Starting Medication. If the patient has never taken an SSRI or SNRI, the patient will
commence the primary medication arm. The two classes of medications within the primary arm
will be described to the patient and, with the recommendation of the prescribing
psychiatrist, the patient will begin either an SSRI (sertraline or escitalopram) or
pregabalin/an SNRI (duloxetine or venlafaxine).

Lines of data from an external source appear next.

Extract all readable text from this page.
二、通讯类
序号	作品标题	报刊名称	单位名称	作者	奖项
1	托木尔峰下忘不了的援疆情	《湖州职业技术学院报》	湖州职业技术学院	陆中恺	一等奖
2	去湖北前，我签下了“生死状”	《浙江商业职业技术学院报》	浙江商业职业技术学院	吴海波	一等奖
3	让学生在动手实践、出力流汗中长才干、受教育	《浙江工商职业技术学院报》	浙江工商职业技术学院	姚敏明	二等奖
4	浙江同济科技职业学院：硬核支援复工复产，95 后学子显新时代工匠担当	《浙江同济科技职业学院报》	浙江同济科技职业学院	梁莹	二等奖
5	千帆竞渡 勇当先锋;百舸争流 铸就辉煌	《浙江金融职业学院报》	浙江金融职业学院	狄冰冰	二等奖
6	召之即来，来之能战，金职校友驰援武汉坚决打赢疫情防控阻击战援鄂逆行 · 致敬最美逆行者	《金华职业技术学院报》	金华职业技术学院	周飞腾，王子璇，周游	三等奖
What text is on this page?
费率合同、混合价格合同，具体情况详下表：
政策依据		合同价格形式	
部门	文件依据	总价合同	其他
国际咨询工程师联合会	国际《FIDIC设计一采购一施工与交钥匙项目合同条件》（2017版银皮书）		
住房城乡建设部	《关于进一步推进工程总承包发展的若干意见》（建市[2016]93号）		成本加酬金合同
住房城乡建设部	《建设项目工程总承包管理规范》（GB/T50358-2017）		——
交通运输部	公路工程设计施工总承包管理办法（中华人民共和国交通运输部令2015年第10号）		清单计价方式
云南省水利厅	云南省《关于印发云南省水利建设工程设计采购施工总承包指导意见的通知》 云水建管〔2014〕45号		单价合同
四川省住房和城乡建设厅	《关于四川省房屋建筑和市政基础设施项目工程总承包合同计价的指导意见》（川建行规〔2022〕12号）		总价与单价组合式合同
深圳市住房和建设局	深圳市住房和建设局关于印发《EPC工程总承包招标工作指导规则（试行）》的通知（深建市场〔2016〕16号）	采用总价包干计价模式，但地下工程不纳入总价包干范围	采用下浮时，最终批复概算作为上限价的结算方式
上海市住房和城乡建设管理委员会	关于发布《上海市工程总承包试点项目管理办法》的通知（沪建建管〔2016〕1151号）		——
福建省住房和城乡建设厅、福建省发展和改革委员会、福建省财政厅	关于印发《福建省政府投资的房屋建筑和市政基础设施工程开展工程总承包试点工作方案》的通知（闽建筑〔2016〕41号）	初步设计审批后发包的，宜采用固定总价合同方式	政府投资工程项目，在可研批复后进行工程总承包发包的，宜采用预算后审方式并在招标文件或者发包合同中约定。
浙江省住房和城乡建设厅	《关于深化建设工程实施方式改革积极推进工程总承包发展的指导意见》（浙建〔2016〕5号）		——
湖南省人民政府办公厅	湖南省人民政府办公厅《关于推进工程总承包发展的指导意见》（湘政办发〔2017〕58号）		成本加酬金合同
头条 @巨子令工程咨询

If, prior to the beginning of the study, the patient has been deemed unresponsive to either
an SSRI or an SNRI/pregabalin, the patient will commence the primary medication arm. The
patient will start the medication class that they have not been previously deemed
unresponsive to (i.e., if previously unresponsive to sertraline, the patient will commence
the SNRI class). A patient will be considered previously unresponsive if their anxiety did
not improve after treatment with the maximum tolerated dose of the specific medication for an
eight-week duration.
If the patient has been deemed unresponsive to both an SSRI and an SNRI/pregabalin, the
patient will commence the secondary medication arm. The two classes of medications within the
secondary arm will be described to the patient and, with the recommendation of the
prescribing psychiatrist, the patient will begin either bupropion/mirtazepine or
buspirone/imipramine.
Medication switch protocol. If the patient is deemed unresponsive to a medication after 4 or
6 weeks of administration (the patient reports less than a 20% improvement in their GAD-7
score compared to baseline), their medication should be switched to another class. If the
patient has a history of non-response to any of the four medication classes, these classes
should be removed as pharmacotherapy options for their treatment within the study (i.e., if a
patient was deemed unresponsive to SSRIs prior to commencing the study, the patient should
not be prescribed sertraline or escitalopram at any point within the study). If the patient
was started in the primary or secondary medication arm and has not previously demonstrated
non-response to the second class of medications within that arm, the patient should be
switched to the second class of pharmaceuticals within that arm. If the patient was started
in the primary arm and was previously deemed unresponsive to the second class of
pharmaceuticals within that arm, the patient should begin the secondary medication arm if
non-response indicates a medication switch is necessary.
Six Month Follow-up. All patients will be contacted through telephone by the Research
Coordinator 6 months after their 12 weeks within the study have ended to complete follow-up
questionnaires. The patients will complete a third STAI and another Q-LES-SF, DASS-42 and
GAD-7. These measurements will act to determine the longevity of treatment effects.